CH  4 ][ Elapsed: 1 min ][ 2023-07-13 16:06    
 BSSID              PWR RXQ  Beacons    #Data, #/s  CH   MB   ENC CIPHER  AUTH ESSID
 F8:14:FE:4D:E6:F2   -7 100      470      155    0   4   54   OPN              HTB-Wireless
 F8:14:FE:4D:E6:F1   -5  96      682        0    0   4  324   WPA2 CCMP   PSK  HTB-Wireless

• The previous example illustrates how an attacker could create a fake Wi-Fi hotspot with the same name as your network.

• This is often done to set up a malicious portal, where the attacker tries to steal usernames and passwords from unsuspecting users.

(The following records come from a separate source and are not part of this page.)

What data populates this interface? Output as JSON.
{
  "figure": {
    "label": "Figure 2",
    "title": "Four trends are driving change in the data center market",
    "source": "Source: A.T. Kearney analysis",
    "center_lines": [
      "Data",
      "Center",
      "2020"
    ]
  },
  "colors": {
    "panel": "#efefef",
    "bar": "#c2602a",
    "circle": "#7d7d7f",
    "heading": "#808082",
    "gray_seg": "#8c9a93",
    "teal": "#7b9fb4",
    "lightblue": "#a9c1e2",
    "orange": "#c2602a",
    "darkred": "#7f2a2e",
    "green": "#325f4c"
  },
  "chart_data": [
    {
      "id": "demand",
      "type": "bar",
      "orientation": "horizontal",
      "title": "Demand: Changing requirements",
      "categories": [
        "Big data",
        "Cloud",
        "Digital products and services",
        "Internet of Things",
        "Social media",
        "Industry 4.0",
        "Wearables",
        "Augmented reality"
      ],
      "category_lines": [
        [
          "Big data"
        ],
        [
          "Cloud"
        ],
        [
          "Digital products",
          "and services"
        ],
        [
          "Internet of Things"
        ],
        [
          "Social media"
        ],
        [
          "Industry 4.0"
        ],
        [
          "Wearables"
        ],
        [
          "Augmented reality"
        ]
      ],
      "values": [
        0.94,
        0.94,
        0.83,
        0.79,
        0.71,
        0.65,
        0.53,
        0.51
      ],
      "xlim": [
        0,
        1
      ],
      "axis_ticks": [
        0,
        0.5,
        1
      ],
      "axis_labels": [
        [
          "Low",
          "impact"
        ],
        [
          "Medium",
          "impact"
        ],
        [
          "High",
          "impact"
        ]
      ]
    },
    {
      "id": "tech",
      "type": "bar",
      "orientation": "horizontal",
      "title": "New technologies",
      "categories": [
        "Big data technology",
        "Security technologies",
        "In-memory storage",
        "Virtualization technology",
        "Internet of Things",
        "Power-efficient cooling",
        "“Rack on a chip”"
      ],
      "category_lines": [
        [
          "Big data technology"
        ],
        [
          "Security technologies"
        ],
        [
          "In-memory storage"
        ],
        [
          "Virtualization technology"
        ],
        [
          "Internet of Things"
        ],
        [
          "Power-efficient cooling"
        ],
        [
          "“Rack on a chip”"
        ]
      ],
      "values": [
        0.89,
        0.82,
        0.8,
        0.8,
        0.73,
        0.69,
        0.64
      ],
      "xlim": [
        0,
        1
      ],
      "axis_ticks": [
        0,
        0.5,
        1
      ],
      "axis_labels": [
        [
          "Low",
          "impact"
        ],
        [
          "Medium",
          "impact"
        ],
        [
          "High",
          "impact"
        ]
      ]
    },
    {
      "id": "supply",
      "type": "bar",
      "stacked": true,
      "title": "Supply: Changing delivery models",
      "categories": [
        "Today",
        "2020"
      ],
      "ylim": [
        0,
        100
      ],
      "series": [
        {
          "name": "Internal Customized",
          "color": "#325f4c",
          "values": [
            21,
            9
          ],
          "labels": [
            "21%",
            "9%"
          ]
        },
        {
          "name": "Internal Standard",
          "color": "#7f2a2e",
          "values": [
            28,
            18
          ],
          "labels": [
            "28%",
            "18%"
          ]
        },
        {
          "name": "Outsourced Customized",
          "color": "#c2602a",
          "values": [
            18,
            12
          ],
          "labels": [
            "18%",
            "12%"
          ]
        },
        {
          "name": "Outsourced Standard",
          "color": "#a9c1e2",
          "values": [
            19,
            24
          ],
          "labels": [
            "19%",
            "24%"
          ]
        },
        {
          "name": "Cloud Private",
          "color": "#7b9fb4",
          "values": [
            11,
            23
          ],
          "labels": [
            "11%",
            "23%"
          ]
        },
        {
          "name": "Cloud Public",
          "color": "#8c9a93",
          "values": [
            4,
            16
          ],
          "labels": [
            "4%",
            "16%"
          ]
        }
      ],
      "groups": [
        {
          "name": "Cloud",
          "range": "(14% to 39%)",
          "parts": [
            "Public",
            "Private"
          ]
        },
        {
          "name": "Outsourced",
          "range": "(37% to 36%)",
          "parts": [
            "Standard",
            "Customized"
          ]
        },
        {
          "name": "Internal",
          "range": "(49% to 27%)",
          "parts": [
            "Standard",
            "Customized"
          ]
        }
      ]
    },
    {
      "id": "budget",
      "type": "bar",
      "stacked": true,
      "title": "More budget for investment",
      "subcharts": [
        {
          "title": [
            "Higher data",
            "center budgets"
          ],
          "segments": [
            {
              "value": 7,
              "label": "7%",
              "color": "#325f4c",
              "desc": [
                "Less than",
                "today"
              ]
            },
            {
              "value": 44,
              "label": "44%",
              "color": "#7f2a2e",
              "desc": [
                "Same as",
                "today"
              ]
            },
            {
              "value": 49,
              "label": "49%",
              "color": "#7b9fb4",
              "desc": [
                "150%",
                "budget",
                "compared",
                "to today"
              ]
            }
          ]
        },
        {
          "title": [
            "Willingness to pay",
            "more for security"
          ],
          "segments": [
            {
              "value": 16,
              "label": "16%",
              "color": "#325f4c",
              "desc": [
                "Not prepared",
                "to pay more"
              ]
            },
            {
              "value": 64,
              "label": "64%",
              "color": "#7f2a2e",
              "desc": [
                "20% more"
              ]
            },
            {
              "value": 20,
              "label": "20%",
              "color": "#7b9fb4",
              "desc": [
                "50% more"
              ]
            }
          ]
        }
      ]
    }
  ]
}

• You should also watch out for deauthentication attacks, which might indicate that the attacker is trying to force users onto their fake network.

• To conclusively ascertain whether this is an anomaly or an Airodump-ng error, we can commence our traffic analysis efforts (rogueap.cap).

• To filter for beacon frames, we could use the following.

• (wlan.fc.type == 00) and (wlan.fc.type_subtype == 8)

• Beacon analysis is crucial in differentiating between genuine and fraudulent access points.

• One of the initial places to start is the Robust Security Network (RSN) information.

• This data communicates valuable information to clients about the supported ciphers, among other things.

• Suppose we wish to examine our legitimate access point’s RSN information.

• It would indicate that WPA2 is supported with AES and TKIP with PSK as its authentication mechanism.

• However, when we switch to the illegitimate access point’s RSN information, we may find it conspicuously missing.

• Most of the time, a typical evil-twin attack will have this feature.

• However, we should always check other details for differences, especially with more advanced evil-twin attacks.

• For instance, an attacker could use the same encryption method as our access point, making the attack harder to spot.

• If that happens, we can look at other parts of the beacon frame, like vendor-specific information, which the attacker’s access point probably won’t have.

Finding a Fallen User

• Despite comprehensive security awareness training, some users may fall prey to attacks like these.

• Fortunately, in the case of open network style evil-twin attacks, we can view most higher-level traffic in an unencrypted format.

• To filter exclusively for the evil-twin access point, we would employ the following filter.

• (wlan.bssid == F8:14:FE:4D:E6:F2)

• If we see ARP requests coming from a client device on the suspicious network, it could mean the device is compromised.

• If this happens, we should save information about the device to help us respond to the incident.

  1. Its MAC address
  2. Its host name

• Consequently, we might be able to instigate password resets and other reactive measures to prevent further infringement of our environment.

Finding Rogue Access Points

• On the other hand, detecting rogue access points can often be a simple task of checking our network device lists.
• In the case of hotspot-based rogue access points (such as Windows hotspots), we might scrutinize wireless networks in our immediate vicinity.
• If we encounter an unrecognizable wireless network with a strong signal, particularly if it lacks encryption, this could indicate that a user has established a rogue access point to navigate around our perimeter controls.